XVA Gallery, Dubai, UAE
17 Jan, 2010
XVA Gallery is proud to announce the first major solo show by acclaimed Saudi artist,
Abdulnasser Gharem. Opening 0n 16 January, the exhibition is entitled Restored Behavior
and will showcase recent ‘stamp’ paintings, installations and photographs from a series of
site specific performances made in and around his home in southern Saudi Arabia.

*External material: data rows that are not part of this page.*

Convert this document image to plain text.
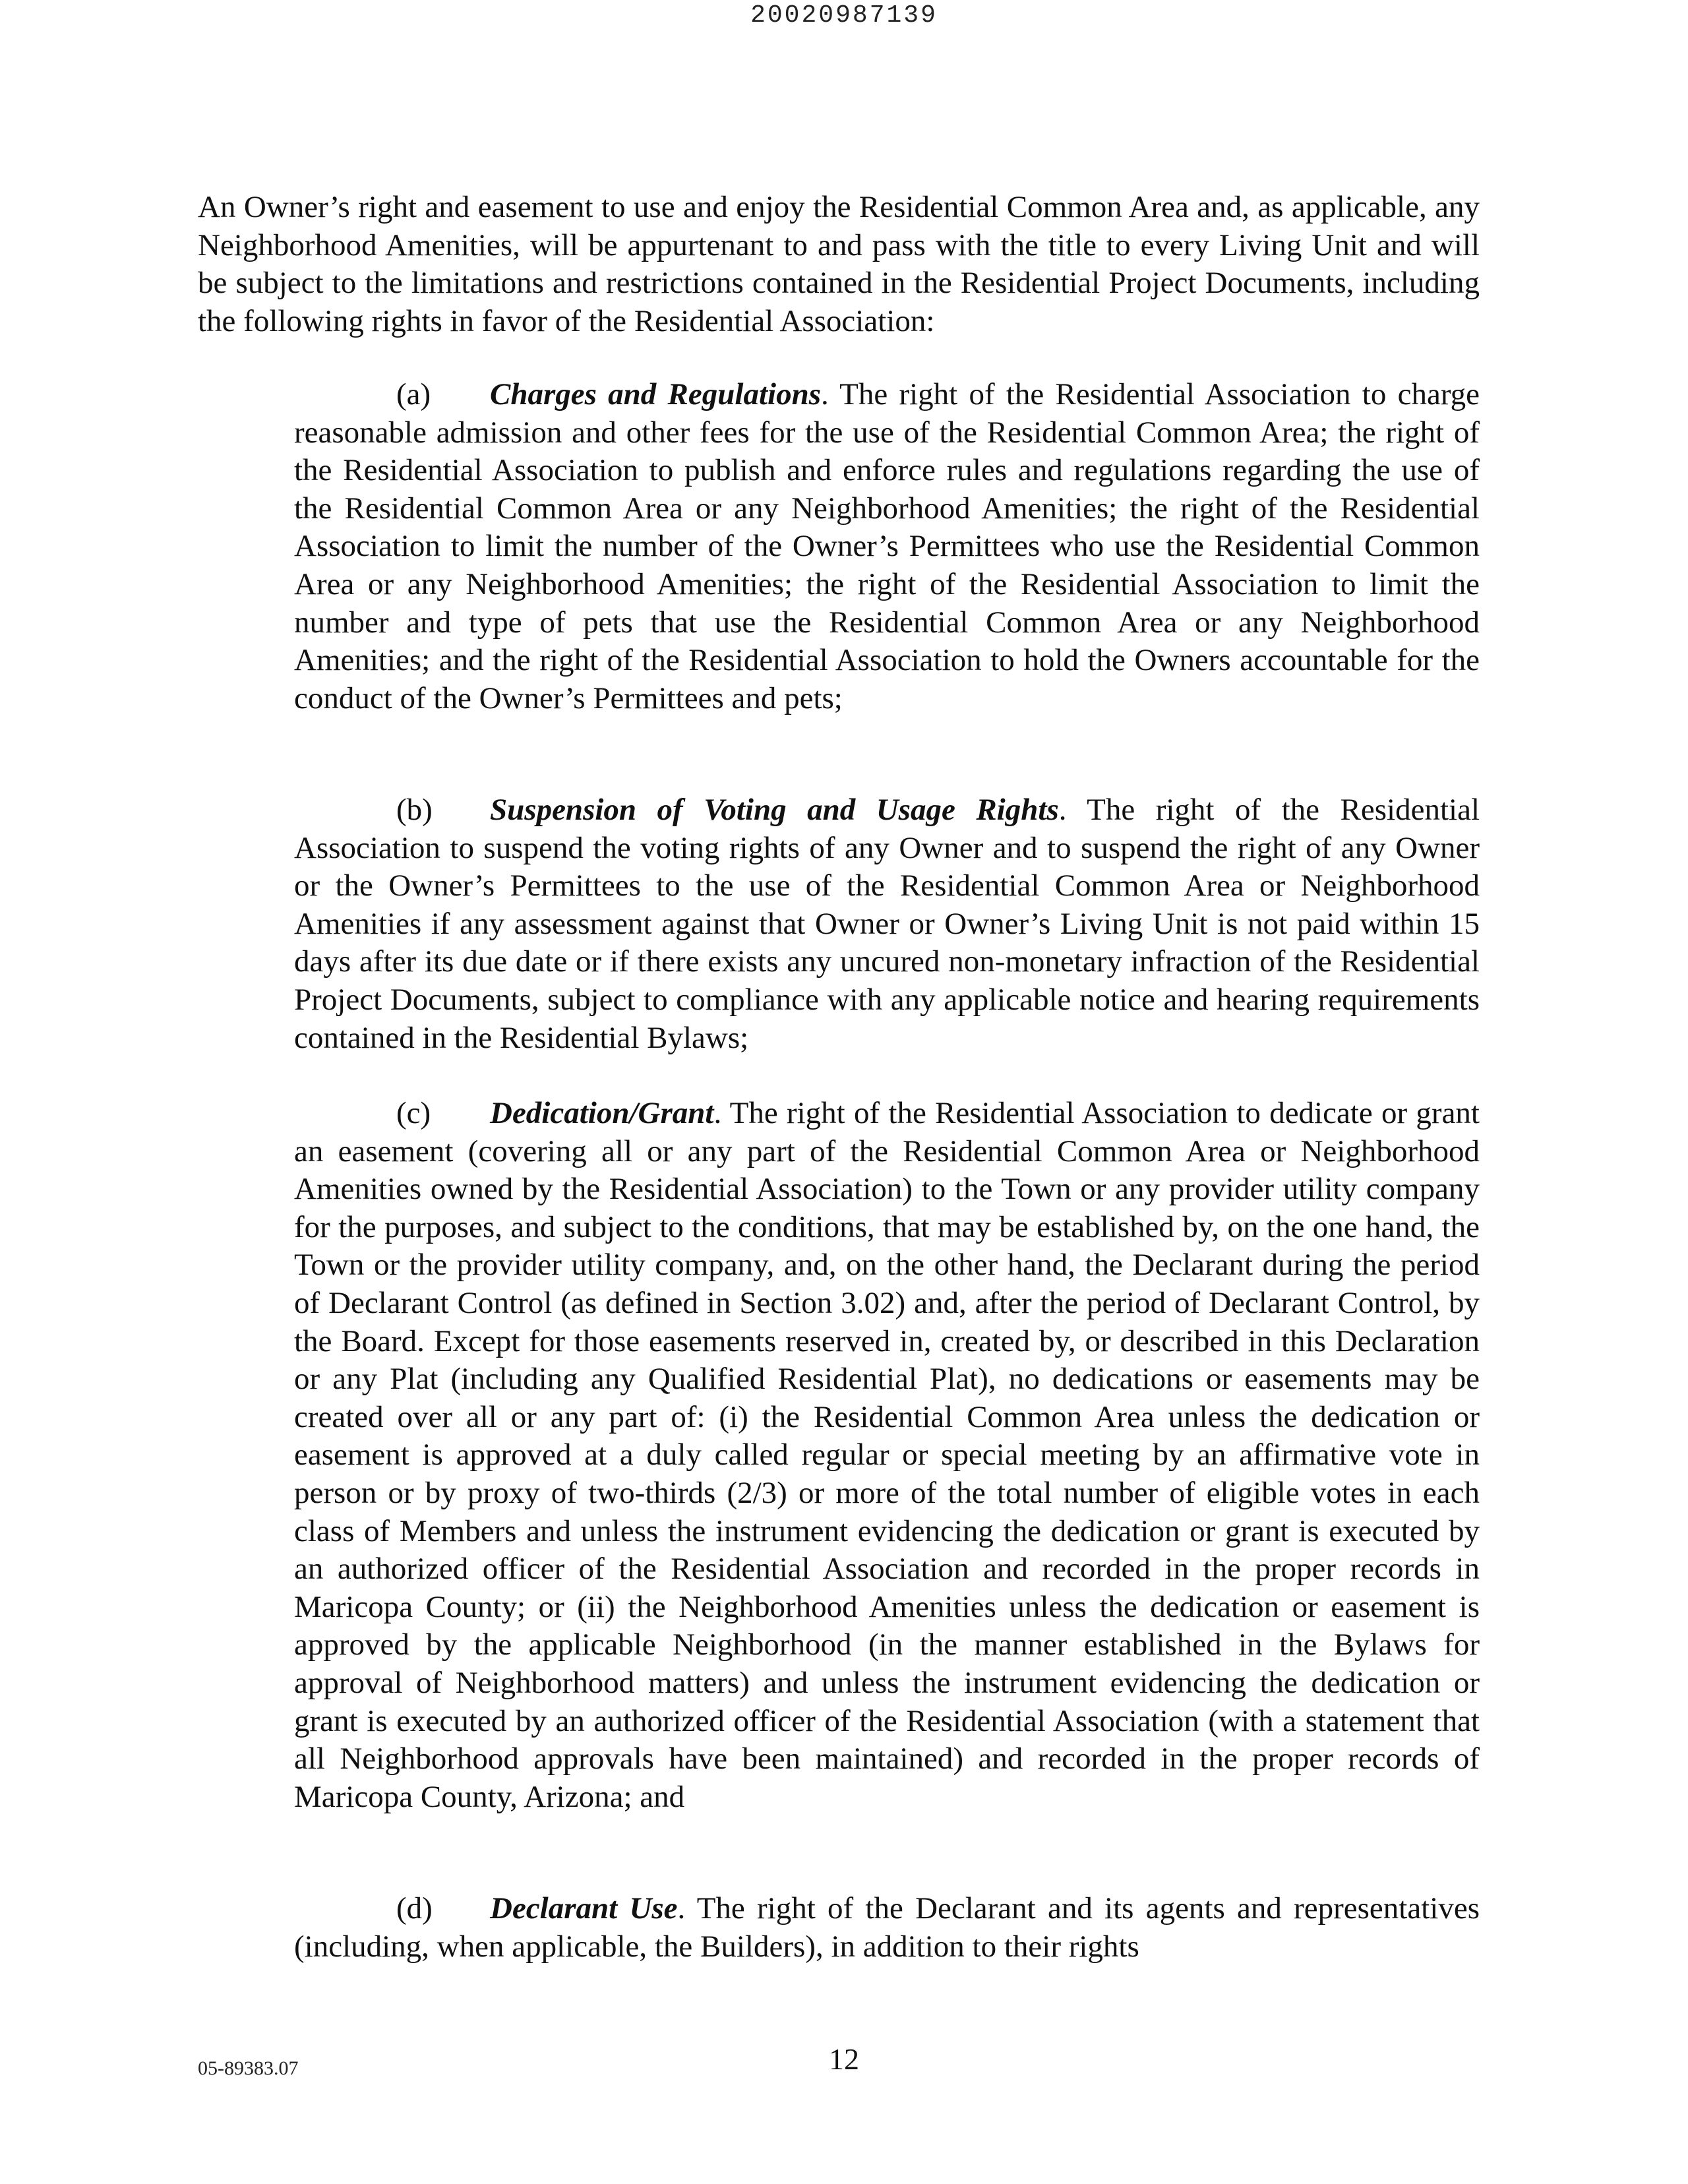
20020987139
An Owner’s right and easement to use and enjoy the Residential Common Area and, as applicable, any Neighborhood Amenities, will be appurtenant to and pass with the title to every Living Unit and will be subject to the limitations and restrictions contained in the Residential Project Documents, including the following rights in favor of the Residential Association:
(a) Charges and Regulations. The right of the Residential Association to charge reasonable admission and other fees for the use of the Residential Common Area; the right of the Residential Association to publish and enforce rules and regulations regarding the use of the Residential Common Area or any Neighborhood Amenities; the right of the Residential Association to limit the number of the Owner’s Permittees who use the Residential Common Area or any Neighborhood Amenities; the right of the Residential Association to limit the number and type of pets that use the Residential Common Area or any Neighborhood Amenities; and the right of the Residential Association to hold the Owners accountable for the conduct of the Owner’s Permittees and pets;
(b) Suspension of Voting and Usage Rights. The right of the Residential Association to suspend the voting rights of any Owner and to suspend the right of any Owner or the Owner’s Permittees to the use of the Residential Common Area or Neighborhood Amenities if any assessment against that Owner or Owner’s Living Unit is not paid within 15 days after its due date or if there exists any uncured non-monetary infraction of the Residential Project Documents, subject to compliance with any applicable notice and hearing requirements contained in the Residential Bylaws;
(c) Dedication/Grant. The right of the Residential Association to dedicate or grant an easement (covering all or any part of the Residential Common Area or Neighborhood Amenities owned by the Residential Association) to the Town or any provider utility company for the purposes, and subject to the conditions, that may be established by, on the one hand, the Town or the provider utility company, and, on the other hand, the Declarant during the period of Declarant Control (as defined in Section 3.02) and, after the period of Declarant Control, by the Board. Except for those easements reserved in, created by, or described in this Declaration or any Plat (including any Qualified Residential Plat), no dedications or easements may be created over all or any part of: (i) the Residential Common Area unless the dedication or easement is approved at a duly called regular or special meeting by an affirmative vote in person or by proxy of two-thirds (2/3) or more of the total number of eligible votes in each class of Members and unless the instrument evidencing the dedication or grant is executed by an authorized officer of the Residential Association and recorded in the proper records in Maricopa County; or (ii) the Neighborhood Amenities unless the dedication or easement is approved by the applicable Neighborhood (in the manner established in the Bylaws for approval of Neighborhood matters) and unless the instrument evidencing the dedication or grant is executed by an authorized officer of the Residential Association (with a statement that all Neighborhood approvals have been maintained) and recorded in the proper records of Maricopa County, Arizona; and
(d) Declarant Use. The right of the Declarant and its agents and representatives (including, when applicable, the Builders), in addition to their rights
05-89383.07	12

Gharem is unique for a number of reasons, not least the way he combines his life as a
conceptual artist with a career in the Saudi Arabian Army. Gharem sees his studio as the
street (or wherever in the landscape he locates an artistic opportunity). Critically, he is
someone who understands the value of contingency. It’s something he positions at the heart
of his practice. Gharem is canny, clever and daring; an individual who is switched on
politically and socially. The work in this exhibition is rooted absolutely in its (and his)
geographic and social context. Gharem moves among people remixing social situations in
order to question them, playfully.
Throughout the work in this exhibition, Gharem questions our relationship and trust in the
structures and materials that surround us. In Restored Behaviour, Gharem is concerned with
our understanding of, and relationship to, concrete, the material and the premis that we
trust in ideas and structures that are presented as absolute. Concrete in this context denotes
safety and immovability. The yellow lines and signifiers in these works are identical in colour
and proportion to those you find edging the roads that spiderweb Saudi Arabia.

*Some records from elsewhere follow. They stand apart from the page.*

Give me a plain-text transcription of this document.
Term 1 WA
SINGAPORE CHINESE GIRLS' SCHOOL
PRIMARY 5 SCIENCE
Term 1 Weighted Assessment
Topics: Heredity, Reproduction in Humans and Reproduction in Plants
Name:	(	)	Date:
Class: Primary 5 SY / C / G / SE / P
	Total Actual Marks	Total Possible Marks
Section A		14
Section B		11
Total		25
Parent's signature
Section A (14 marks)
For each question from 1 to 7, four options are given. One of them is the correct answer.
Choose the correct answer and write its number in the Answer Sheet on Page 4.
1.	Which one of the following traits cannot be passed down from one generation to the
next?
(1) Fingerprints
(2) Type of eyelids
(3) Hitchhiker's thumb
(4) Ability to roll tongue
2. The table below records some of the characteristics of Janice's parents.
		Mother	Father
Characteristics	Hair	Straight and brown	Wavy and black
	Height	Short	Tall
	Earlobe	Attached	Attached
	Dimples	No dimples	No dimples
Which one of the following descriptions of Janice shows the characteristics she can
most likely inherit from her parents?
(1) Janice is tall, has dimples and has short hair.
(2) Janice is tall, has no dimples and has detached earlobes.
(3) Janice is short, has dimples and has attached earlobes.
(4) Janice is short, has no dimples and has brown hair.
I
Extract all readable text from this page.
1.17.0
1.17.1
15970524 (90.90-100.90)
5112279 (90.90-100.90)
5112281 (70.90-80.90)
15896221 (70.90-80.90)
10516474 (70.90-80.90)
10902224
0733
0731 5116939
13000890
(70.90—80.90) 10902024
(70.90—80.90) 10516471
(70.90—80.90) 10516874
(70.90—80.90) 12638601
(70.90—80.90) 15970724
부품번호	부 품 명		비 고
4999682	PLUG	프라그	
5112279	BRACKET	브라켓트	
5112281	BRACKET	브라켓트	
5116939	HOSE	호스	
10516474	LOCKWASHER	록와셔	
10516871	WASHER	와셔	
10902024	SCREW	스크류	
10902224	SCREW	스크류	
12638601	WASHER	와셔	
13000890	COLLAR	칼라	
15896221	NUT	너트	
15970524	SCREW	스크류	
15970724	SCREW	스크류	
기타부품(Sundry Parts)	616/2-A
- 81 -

In his use of rubber‐stamps in these works, Gharem is addressing bureaucracy and the
authority of its accoutrements. As an artist whose work deals in intervention there is an
analogy here between the idea of delivering a judgment on your environment as an artist,
and the approval or disapproval implied by Gharem’s use of stamps.
Gharem believes that “Life is a kind of stamped contract since you're born. You have
religion, it's a contract, you have a wife it's a contract, between the countries there is a
contract for trading….”
Ultimately Gharem asks us about the choices we make in life; whether we, as individuals, as
cultures, as societies are following the straight path, or whether we trust in a path at all.